Do you know what it means to be ‘mindful’?
Well, maybe you should:
[via Time] The Mindful Revolution ~By Kate Pickert
The raisins sitting in my sweaty palm are getting stickier by the minute. They don’t look particularly appealing, but when instructed by my teacher, I take one in my fingers and examine it. I notice that the raisin’s skin glistens. Looking closer, I see a small indentation where it once hung from the vine. Eventually, I place the raisin in my mouth and roll the wrinkly little shape over and over with my tongue, feeling its texture. After a while, I push it up against my teeth and slice it open. Then, finally, I chew — very slowly.
I’m eating a raisin. But for the first time in my life, I’m doing it differently. I’m doing it mindfully. This whole experience might seem silly, but we’re in the midst of a popular obsession with mindfulness as the secret to health and happiness — and a growing body of evidence suggests it has clear benefits. The class I’m taking is part of a curriculum called Mindfulness Based Stress Reduction (MBSR) developed in 1979 by Jon Kabat-Zinn, an MIT-educated scientist.
The raisin exercise reminds us how hard it has become to think about just one thing at a time. If distraction is the pre-eminent condition of our age, then mindfulness, in the eyes of its enthusiasts, is the most logical response.
The fastest way to a healthier, happier you?
Is learning to be in-tune with yourself.
Physically, and mentally.
By gifting yourself with the one gift, we so seldom GIVE ourselves, by doing nothing more…
Than by doing NOTHING.
Take a few minutes out of your day.
Just a few, to start with, is all it takes.
[via NaturalNews] Meditation is just as effective as antidepressant drugs in treating anxiety or depression, but without the side effects, according to a study conducted by researchers from Johns Hopkins University and published in the journal JAMA Internal Medicine. The study was funded by the U.S. Agency for Healthcare Research and Quality.

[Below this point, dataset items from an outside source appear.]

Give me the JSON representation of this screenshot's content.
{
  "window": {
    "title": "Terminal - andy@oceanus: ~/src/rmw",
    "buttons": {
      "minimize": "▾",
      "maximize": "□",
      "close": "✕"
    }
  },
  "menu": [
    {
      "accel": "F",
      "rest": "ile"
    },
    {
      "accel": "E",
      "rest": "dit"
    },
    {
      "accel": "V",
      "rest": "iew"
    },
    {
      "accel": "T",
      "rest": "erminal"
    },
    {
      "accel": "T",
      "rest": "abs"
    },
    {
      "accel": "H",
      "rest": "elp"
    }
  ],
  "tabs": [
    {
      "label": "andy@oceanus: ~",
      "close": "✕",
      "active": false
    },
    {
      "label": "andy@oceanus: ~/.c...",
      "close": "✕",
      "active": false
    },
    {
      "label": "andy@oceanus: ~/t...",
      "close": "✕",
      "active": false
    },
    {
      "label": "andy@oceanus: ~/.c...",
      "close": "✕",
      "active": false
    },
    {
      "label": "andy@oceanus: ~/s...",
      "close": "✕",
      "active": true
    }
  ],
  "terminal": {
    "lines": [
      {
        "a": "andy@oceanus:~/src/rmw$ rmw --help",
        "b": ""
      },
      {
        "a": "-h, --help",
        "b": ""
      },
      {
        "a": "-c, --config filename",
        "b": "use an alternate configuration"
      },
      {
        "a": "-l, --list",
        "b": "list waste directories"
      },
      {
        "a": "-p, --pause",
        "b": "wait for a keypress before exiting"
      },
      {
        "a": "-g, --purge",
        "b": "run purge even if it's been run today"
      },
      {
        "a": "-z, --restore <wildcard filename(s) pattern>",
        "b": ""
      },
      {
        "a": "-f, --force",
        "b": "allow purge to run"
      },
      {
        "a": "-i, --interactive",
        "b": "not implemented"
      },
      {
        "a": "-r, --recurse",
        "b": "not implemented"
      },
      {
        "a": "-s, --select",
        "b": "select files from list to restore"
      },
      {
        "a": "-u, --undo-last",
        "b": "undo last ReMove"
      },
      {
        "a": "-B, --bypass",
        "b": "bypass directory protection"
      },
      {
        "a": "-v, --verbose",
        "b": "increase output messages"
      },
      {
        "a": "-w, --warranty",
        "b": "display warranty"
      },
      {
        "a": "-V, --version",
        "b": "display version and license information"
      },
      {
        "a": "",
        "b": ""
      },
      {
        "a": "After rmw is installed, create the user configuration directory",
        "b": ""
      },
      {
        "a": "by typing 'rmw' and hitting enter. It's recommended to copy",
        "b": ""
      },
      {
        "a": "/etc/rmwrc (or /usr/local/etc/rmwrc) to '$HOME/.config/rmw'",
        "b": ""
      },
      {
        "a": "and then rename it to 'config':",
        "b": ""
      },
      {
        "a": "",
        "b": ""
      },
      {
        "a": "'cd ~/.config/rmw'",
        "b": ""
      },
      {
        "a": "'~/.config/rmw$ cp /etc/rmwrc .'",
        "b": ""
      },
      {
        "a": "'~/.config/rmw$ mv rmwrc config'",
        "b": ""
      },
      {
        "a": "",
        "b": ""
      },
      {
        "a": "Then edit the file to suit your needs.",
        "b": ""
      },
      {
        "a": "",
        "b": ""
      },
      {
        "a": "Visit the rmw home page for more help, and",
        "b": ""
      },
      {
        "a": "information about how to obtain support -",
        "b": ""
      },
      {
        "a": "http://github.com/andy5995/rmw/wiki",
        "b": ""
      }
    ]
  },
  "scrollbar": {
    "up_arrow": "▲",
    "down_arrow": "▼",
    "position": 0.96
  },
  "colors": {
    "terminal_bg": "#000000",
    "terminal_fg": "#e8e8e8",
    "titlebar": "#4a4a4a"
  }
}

The researchers analyzed the results of 47 prior randomized, controlled trials conducted on a total of 3,515 people suffering from depression, anxiety, insomnia, heart disease, chronic pain, stress and other health conditions. In all the trials analyzed, mindfulness meditation had been compared to a placebo or to other treatments.
Mindfulness meditation consists of the regular practice, often 30 to 40 minutes per day, of a person remaining aware of their surroundings (such as sounds), thoughts and emotions, without forming attachment to their outcomes. This is in contrast with concentration practices, in which a person focuses on a single thought or activity (such as chanting or looking at a candle) to the exclusion of all other thoughts.
And take, firmly in hand?
The opportunity to rejuvenate yourself….
Mindfully mindlessly, via meditation.